21 October 2010
FISH TANK (Dir. Andrea Arnold, 2009, UK) - Broken Britain
On the strength of just two feature films and a handful of notable shorts, British director Andrea Arnold has emerged as an exemplary propagator of the social realist aesthetic that continues to be a marker of quality British cinema as defined by the work of Ken Loach, Mike Leigh and Shane Meadow. Whilst it would be easy to trace the realist approach to film making back to the Italian neo realist cinema of the post war era, Andrea Arnold's latest film Fish Tank repeats an ideological agenda from her fierce debut red road that situates working class women at the centre of the narrative. Simultaneously, Arnold's unfiltered and elliptical style shares more common ground with the work of The Dardennes than her British contemporaries. In many ways, Mia's erratic and unpredictable nature which of course has largely been shaped by the impoverished environment parallels the misguided and plainly desperate path chosen by Bruno in The Dardennes masterful L'Enfant (The Child, 2005). I guess what I am leading to is the legacy of Robert Bresson who left a deep impression on European art cinema and both Red Road and Fish Tank seem to take their lead from a minimalist style that is reflected in Arnold's emphasis on micro details. In truth, Arnold merges the traditions of social realism with that of transcendental cinema to create an urban story that smacks of an immediacy in which the over used political rhetoric of broken Britain is undeniably current.
However, Arnold's images of absent fathers, feral youth and class exploitation are familiar enough in their painful evocation. It is a reality constructed and manipulated by men like Connor (Michael Fassbender) who use class disparity as a means of patriarchal control. I guess power relations are fundamentally at the heart social realist cinema and of course such an argument is repudiated in the age old class conflict of Ken Loach. Interestingly, Ken Loach is back on the news agenda since he recently criticised television producers for filling schedules with a glut of reality shows - funnily enough Arnold seems to share such a view as she repeatedly juxtaposes family life to the escapist diversions of reality shows which hover in the background as a symbol of political and social inertia. Another detail is the use of a horse which we first see chained up and which Mia attempts but fails to free. It is a simple metaphor rendered with such poetic imagination that the death of the horse at the end becomes an extension for the loss of innocence and also more importantly that becoming trapped in the case of Mia will inevitably lead to a perpetual state of despair.

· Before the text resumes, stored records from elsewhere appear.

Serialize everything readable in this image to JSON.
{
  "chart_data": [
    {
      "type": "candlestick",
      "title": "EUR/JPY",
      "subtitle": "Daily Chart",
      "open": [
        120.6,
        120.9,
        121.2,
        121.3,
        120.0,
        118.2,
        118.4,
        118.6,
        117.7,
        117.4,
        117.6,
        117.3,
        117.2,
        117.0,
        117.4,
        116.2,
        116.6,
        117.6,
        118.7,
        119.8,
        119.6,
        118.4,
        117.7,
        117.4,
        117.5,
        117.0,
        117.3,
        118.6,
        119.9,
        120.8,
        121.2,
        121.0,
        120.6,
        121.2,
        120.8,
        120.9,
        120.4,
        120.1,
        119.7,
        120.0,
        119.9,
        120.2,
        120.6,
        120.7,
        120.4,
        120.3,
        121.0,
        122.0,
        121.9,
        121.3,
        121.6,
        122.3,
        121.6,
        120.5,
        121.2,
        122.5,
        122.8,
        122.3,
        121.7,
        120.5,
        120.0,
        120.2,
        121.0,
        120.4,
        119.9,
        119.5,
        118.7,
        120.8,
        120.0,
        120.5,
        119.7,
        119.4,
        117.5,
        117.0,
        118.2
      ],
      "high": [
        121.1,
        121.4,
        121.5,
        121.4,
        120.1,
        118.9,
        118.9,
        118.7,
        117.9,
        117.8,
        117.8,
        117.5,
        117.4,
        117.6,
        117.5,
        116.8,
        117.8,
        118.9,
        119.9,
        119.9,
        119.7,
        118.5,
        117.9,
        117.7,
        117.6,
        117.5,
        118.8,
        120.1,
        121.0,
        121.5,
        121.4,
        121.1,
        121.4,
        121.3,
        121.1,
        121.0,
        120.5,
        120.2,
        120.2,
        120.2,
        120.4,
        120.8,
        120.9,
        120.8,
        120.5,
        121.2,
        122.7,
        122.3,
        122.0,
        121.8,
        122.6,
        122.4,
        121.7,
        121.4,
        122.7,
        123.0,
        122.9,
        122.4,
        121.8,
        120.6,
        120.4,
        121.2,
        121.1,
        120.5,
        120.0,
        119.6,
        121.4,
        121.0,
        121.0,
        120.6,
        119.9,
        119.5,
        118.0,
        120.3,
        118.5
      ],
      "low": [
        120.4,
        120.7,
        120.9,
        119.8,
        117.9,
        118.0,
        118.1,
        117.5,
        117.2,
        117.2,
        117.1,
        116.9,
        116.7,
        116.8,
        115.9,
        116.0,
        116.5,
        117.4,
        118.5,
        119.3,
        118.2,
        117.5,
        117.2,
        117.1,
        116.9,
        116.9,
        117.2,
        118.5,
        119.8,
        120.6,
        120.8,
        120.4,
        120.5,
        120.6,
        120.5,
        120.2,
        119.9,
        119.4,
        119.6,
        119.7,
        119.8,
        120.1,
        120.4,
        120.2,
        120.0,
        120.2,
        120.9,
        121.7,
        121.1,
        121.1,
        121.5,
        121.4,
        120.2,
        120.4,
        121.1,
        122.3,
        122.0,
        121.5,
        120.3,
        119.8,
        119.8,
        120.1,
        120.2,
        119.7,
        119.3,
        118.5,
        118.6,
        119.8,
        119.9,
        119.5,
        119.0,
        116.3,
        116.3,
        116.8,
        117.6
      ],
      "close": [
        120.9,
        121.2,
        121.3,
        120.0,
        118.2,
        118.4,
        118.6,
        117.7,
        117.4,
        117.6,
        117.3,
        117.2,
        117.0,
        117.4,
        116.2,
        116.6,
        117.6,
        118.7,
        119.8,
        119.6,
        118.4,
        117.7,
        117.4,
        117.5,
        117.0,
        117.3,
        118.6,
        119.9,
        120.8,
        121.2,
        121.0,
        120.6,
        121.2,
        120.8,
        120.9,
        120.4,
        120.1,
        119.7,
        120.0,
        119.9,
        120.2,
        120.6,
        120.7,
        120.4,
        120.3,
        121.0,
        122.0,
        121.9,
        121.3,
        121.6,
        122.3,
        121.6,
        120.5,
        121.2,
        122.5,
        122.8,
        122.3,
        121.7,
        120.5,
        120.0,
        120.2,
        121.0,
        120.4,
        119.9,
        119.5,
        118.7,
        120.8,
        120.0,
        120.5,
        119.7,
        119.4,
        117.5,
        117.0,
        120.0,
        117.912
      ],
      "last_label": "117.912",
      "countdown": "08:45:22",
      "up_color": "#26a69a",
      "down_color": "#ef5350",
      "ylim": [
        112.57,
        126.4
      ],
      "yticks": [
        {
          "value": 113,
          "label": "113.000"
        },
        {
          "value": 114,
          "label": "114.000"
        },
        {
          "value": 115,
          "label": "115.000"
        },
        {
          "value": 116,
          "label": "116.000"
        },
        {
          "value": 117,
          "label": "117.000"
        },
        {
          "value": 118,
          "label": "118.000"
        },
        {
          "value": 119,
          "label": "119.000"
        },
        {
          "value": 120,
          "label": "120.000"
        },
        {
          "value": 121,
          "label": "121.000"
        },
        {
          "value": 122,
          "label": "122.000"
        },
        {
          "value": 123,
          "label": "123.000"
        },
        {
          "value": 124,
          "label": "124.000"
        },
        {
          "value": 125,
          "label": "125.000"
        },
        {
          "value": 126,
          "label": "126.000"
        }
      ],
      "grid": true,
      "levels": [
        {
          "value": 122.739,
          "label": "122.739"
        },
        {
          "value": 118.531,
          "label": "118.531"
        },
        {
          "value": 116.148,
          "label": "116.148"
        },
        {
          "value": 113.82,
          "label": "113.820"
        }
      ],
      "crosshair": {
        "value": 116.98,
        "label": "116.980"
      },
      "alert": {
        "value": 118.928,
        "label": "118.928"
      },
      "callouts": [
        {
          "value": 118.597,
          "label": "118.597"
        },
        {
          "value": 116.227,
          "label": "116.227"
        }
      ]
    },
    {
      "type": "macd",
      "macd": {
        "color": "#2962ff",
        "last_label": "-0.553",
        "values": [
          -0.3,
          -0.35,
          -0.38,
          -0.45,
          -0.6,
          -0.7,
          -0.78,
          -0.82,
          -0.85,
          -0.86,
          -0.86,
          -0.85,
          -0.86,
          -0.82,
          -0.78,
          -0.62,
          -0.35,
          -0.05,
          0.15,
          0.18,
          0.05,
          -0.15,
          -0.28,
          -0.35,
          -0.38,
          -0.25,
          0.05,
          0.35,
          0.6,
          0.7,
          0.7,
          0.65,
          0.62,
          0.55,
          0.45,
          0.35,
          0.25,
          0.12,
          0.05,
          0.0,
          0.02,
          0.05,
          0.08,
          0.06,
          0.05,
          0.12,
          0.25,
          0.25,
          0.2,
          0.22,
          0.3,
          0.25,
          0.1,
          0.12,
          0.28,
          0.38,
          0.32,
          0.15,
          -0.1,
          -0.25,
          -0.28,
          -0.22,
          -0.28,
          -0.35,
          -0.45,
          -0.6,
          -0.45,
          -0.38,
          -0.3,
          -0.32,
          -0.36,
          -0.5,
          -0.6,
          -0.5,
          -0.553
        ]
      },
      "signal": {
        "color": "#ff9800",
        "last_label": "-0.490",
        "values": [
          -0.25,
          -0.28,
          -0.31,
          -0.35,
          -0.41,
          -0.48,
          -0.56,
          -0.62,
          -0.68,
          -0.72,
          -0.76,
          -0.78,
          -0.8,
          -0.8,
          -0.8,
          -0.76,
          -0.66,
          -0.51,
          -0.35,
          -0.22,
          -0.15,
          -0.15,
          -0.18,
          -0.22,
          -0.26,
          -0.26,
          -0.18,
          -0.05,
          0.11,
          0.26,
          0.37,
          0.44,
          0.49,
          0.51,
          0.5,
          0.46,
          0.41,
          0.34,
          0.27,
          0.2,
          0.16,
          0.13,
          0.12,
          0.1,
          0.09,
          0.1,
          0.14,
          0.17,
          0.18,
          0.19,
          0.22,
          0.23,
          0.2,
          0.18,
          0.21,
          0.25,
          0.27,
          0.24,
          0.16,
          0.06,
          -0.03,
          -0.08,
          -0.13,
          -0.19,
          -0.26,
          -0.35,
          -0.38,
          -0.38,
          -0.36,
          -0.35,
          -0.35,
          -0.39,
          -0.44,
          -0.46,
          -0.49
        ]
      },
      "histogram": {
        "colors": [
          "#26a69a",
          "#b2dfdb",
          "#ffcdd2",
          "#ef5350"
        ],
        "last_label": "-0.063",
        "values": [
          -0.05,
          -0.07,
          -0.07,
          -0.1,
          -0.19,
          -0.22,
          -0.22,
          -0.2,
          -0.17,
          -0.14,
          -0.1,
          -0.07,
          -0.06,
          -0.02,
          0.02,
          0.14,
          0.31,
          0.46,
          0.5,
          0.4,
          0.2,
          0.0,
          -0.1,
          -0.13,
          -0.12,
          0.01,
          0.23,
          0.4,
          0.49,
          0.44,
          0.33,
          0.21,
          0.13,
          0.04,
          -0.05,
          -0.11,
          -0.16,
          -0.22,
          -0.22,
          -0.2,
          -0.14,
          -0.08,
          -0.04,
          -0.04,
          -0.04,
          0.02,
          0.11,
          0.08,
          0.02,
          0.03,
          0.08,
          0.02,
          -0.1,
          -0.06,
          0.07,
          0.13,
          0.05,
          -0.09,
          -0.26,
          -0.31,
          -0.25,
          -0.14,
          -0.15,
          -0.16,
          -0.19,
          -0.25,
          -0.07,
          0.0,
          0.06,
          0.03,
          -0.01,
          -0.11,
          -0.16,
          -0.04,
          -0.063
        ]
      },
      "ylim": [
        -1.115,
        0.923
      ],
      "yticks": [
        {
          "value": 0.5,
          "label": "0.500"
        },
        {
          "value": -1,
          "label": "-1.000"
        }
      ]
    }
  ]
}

This is a brave film in every sense and like The Dardennes, Arnold seems to share an equal interest in natural lighting, non professional actors, location shooting and an observational style that continue earnestly to dictate a contemporary and brutally honest neo realist agenda. Not an inkling of pretension exists, transforming Fish Tank into a truthful treatise on family life, youth and escape. On a final note, I didn't want to end without referencing the influence of Alan Clarke on director Andrea Arnold - in many ways the social exclusion experienced by skinhead Trevor (Made in Britain) in Thatcher's Britain finds telling parallels in Mia who too has been excluded from education. However, the explicit politicising of Clarke's cinema yet again illustrates how detached Arnold may actually be from the social realist style commonly invoked when discussing her work. Nevertheless, the one common value that unifies all of the directors I have mentioned is their humanism and it such an outlook that makes Fish Tank such a prescient and emotive work.